Dataset downloads Dutch

Hi,

To start: thanks for the really great project !

Unfortunately the downloadable datasets don’t have an (visible) publication date.
At the moment I’m wondering how up to date the Dutch dataset is because the download page gives the following stats:
Size 382 MB
Validated Hr. Total 12
Overall Hr. Total 13
Number of Voices 373

However, when I download this dataset i only end up with 366MB.
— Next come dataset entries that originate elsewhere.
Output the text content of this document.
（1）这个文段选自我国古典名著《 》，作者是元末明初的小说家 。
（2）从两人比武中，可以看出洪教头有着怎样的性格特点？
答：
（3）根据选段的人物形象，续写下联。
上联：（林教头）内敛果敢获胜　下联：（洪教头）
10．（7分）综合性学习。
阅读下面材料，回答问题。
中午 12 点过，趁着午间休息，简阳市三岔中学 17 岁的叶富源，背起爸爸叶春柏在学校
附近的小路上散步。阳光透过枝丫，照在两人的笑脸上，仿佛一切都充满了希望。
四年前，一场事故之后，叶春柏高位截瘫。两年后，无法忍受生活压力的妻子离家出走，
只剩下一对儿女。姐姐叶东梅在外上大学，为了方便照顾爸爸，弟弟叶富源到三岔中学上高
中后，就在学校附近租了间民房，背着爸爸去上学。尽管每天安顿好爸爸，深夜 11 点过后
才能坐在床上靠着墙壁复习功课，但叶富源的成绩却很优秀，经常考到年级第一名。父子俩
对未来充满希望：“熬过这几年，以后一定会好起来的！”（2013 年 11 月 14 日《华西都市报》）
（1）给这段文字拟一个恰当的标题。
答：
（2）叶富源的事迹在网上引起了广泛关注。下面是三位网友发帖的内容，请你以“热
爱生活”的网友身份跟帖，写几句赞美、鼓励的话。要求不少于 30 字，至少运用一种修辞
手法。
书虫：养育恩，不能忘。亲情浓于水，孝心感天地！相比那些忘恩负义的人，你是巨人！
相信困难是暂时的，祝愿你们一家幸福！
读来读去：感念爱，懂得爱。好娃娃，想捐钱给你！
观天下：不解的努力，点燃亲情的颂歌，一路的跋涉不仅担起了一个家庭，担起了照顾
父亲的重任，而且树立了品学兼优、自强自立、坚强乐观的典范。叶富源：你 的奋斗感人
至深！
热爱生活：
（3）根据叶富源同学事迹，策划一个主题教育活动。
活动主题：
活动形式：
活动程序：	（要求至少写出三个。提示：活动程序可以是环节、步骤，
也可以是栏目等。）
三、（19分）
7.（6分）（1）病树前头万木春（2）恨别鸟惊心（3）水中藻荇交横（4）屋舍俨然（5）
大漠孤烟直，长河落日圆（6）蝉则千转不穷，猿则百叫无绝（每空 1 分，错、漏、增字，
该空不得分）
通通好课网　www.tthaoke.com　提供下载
Apart from that the graph on https://voice.mozilla.org/en shows:
Dutch
Hours Recorded 23h
Hours Validated 18h

So that is a significant difference (1/3 new validated speech !).

So I’m wondering:

  • if the current link for downloadable dataset is actually correct (since there is a size difference 382mb versus 366mb)
  • when the downloadable dataset will be updated (is there a regular interval ?
  • if it would be wise to add a publication date to the dataset stats.

Regards,

Sander

Hi and welcome to the Common Voice community!
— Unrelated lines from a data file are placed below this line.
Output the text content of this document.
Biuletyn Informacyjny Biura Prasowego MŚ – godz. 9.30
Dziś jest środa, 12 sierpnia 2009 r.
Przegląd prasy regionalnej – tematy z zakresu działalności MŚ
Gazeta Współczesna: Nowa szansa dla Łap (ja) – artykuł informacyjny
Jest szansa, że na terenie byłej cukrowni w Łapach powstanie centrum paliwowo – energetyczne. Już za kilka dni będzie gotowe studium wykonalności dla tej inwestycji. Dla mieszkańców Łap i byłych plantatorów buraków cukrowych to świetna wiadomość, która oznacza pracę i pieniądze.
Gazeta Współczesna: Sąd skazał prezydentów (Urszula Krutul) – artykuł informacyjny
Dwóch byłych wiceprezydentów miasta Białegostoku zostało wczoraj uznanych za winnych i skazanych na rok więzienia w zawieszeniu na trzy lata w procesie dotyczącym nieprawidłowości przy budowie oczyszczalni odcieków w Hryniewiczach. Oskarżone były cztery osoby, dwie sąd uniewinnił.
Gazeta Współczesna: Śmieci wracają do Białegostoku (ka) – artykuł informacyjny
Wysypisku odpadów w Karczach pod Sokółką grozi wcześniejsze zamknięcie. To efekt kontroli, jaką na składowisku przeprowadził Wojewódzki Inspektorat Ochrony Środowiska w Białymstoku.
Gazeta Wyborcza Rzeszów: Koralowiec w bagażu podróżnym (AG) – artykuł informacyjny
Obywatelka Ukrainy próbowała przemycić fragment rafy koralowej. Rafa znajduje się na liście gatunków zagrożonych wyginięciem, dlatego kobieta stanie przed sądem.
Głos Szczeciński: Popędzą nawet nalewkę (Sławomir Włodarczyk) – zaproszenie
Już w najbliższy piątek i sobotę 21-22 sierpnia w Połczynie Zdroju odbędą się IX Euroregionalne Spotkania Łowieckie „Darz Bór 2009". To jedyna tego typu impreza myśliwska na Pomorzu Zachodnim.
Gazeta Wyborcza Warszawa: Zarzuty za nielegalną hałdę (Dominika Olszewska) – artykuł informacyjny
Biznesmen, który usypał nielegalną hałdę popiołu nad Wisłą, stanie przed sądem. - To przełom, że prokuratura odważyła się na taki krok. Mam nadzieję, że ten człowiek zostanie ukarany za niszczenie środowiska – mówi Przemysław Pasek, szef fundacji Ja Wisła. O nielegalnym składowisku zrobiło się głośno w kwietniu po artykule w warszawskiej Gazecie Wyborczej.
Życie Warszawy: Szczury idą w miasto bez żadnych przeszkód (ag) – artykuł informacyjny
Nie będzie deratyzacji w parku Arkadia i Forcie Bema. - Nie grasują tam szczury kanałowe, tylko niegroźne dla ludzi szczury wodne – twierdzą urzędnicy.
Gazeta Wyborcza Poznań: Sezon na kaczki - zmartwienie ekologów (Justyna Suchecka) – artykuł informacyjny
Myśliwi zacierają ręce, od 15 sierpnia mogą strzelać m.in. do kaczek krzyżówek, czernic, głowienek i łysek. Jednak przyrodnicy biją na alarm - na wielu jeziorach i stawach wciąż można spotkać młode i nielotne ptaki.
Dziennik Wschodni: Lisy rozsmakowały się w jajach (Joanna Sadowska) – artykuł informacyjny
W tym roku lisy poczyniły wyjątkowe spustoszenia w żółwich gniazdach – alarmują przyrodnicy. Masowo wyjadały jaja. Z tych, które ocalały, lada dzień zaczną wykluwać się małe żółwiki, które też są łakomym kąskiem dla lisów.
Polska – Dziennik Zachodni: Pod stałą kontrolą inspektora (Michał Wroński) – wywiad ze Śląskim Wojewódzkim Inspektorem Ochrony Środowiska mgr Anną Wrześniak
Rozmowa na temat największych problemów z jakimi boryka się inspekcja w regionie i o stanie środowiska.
See this message for clarification

For the other two, I’m pinging other team members to check, thanks for reporting.

Cheers.

Thanks for the pointer !
It thought it would be an easy feat, but it clearly is not.
I do still have some questions after reading that entry:

  • Are the datasets for all languages revisited at the same time, or independent ?
  • Is there a way to help for the Dutch one ?

We haven’t agreed on a plan yet. I’ll be working on a proposal to deliver to the team so we can have sooner dataset releases based on what’s more helpful for the community. I’ll open a topic about it soon.

1 Like

Today we have released a new version of the dataset and keep improving the automation of the process.